Someone is Not Paying Attention
The pattern of the Medicaid debate has remained consistent pretty much all year long and this week was no exception. On the one hand, efforts to close the coverage gap in states that have not done so continue to be blocked, typically by a small number of very conservative legislative leaders, even while the majority of the public wants to move forward. This week we saw polls in both Utah and Kansas showing public support, but legislative leaders in those states are refusing to move forward. On the other hand, states that have closed the gap are realizing the benefits and are unwilling to move backward. We saw this in Arkansas where pro-coverage lawmakers in the Republican party voted to continue the state’s “private option” expansion and in New Hampshire, where a bill to retain full Medicaid coverage received overwhelming support from the Republican-controlled House.
In a break from its normal partisan gridlock, the Senate yesterday passed legislation to step up efforts to treat drug addiction by an almost unanimous vote. Even an effort to add $600 million in new funding, while ultimately unsuccessful, enjoyed some bipartisan support. The legislation includes a variety of provisions to reduce overdose deaths, help veterans and improve prevention efforts at the local level.

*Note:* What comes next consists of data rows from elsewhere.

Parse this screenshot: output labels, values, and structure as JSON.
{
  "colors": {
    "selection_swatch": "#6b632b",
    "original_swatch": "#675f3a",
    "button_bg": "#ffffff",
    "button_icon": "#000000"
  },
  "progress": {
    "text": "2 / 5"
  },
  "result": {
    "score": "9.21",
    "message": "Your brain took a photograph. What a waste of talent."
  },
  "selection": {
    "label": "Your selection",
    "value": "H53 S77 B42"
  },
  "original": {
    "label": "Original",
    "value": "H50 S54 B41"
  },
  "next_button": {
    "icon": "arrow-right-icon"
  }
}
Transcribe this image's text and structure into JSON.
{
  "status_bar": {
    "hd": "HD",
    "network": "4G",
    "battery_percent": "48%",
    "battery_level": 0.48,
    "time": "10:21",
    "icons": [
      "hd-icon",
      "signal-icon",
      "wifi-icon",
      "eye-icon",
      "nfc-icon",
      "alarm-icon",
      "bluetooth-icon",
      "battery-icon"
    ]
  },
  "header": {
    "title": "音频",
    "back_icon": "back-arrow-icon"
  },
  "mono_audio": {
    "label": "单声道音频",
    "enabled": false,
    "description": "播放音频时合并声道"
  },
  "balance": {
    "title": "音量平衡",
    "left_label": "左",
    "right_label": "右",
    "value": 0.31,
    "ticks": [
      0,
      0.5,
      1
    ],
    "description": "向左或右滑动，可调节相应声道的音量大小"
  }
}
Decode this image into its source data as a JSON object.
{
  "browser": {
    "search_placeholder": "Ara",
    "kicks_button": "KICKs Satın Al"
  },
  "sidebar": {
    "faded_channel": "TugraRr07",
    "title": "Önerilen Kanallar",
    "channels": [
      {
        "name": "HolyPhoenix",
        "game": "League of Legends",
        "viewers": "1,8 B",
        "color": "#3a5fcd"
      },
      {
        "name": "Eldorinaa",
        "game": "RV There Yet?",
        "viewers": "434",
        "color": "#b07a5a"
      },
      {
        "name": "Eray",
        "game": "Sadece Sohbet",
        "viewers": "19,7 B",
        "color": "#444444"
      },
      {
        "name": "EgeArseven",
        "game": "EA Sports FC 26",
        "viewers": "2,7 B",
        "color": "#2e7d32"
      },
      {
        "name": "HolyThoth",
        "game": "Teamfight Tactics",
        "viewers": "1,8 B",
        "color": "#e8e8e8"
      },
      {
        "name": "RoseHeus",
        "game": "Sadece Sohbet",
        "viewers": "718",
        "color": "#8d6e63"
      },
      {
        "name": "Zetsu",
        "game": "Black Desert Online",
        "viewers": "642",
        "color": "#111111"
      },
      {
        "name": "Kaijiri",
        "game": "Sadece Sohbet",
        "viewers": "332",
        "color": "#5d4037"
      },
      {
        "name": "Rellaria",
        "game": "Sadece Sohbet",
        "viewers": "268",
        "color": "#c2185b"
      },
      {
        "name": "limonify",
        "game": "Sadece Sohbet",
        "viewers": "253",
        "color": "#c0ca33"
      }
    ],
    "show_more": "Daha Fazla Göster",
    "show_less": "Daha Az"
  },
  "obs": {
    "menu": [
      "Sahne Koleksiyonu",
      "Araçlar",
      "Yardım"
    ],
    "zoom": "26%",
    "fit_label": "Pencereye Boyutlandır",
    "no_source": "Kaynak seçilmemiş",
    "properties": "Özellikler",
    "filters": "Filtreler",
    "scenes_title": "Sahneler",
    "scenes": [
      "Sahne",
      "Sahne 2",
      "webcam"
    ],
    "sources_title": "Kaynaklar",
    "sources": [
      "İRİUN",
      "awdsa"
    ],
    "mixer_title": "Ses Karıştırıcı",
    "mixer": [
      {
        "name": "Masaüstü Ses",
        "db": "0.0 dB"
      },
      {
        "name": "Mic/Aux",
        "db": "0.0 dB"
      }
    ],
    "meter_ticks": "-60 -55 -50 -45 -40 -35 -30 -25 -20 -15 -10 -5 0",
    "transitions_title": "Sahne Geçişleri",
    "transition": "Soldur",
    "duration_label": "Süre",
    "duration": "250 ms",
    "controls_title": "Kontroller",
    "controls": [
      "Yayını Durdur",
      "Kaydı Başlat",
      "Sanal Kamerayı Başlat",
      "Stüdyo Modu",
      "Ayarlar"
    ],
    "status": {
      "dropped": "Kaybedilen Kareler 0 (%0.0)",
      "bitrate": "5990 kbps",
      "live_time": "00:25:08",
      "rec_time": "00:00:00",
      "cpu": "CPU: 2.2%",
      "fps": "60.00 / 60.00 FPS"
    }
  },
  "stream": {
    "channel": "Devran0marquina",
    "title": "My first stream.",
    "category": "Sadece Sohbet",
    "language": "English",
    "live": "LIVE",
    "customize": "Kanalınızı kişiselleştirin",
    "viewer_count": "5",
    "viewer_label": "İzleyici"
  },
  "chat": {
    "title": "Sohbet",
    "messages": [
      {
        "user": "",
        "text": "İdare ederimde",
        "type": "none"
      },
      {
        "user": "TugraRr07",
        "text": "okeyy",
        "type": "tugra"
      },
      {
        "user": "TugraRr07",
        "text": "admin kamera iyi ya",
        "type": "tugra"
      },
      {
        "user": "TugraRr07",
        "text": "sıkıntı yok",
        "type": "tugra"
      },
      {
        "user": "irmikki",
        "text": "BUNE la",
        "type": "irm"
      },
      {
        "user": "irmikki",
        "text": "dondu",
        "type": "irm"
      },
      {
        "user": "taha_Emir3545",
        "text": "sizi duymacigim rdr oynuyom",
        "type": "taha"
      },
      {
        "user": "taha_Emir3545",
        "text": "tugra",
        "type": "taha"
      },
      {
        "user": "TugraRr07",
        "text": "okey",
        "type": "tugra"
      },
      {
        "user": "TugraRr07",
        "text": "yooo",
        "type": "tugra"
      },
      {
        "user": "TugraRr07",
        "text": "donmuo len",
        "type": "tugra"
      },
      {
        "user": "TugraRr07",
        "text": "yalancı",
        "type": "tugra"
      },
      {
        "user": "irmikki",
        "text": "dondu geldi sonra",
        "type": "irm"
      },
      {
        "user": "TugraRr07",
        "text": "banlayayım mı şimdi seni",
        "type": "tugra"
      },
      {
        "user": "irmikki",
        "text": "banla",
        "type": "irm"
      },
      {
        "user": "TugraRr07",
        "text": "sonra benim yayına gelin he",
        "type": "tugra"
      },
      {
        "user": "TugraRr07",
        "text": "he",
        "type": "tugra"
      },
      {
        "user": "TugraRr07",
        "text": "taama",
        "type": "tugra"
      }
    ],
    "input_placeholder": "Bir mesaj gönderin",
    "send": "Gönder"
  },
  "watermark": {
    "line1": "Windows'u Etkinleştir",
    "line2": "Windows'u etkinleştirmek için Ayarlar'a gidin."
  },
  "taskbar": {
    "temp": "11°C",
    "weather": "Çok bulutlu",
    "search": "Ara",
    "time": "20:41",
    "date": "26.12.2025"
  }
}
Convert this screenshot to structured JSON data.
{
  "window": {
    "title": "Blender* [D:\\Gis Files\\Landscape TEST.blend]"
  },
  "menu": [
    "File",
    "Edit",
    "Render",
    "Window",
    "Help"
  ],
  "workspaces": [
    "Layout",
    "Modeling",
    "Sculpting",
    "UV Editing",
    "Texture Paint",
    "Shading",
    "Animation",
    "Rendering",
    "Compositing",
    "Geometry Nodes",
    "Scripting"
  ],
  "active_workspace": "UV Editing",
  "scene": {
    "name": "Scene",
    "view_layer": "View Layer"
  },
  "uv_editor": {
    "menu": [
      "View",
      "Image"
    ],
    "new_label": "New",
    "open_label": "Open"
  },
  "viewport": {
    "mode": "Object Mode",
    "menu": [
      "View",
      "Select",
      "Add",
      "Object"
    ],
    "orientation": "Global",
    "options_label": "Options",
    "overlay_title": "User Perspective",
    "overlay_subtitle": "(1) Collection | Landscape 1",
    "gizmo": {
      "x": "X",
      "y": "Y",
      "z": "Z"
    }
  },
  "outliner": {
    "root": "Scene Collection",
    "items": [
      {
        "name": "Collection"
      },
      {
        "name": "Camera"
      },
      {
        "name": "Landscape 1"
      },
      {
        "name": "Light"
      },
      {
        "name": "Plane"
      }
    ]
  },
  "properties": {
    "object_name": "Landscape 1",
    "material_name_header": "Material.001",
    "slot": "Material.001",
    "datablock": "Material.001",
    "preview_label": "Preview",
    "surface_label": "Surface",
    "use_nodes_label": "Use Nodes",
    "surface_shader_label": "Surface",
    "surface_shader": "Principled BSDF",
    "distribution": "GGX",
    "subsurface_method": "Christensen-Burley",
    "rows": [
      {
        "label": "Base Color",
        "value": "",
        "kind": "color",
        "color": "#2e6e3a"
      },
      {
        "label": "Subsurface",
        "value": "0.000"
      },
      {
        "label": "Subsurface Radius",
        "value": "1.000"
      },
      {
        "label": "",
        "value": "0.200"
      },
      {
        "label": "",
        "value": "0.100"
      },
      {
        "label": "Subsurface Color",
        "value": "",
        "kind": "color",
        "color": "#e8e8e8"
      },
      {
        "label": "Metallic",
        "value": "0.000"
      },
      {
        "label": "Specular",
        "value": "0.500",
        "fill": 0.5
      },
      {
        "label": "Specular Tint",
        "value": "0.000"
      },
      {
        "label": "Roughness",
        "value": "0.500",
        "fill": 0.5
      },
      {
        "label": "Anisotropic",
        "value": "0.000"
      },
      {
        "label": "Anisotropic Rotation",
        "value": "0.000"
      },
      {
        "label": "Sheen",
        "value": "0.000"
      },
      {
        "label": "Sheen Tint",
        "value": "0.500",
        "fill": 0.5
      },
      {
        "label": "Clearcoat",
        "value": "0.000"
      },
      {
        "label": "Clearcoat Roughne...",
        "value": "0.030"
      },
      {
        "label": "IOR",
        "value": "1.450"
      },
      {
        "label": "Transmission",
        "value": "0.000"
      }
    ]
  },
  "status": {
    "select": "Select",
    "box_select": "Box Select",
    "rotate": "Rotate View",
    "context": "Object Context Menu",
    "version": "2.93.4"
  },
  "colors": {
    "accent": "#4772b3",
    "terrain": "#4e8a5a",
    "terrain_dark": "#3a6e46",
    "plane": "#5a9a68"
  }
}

Even though Donald Trump’s health care plan is essentially just a rehash of typical Republican talking points the “plan” (such as it is) drew harsh criticism from Republican health policy analysts, largely for its lack of coherence. Notwithstanding some of the candidate’s statements, there is also no indication of how he would address issues such as pre-existing condition exclusions or what would become of the 20 million people who have gained coverage thanks to the ACA.
Finally, an amusing tidbit courtesy of fivethirtyeight. Ted Cruz is the only candidate for whom “will repeal every word of Obamacare” falls within his top 20 phrases, occurring more often than “if I’m elected President.”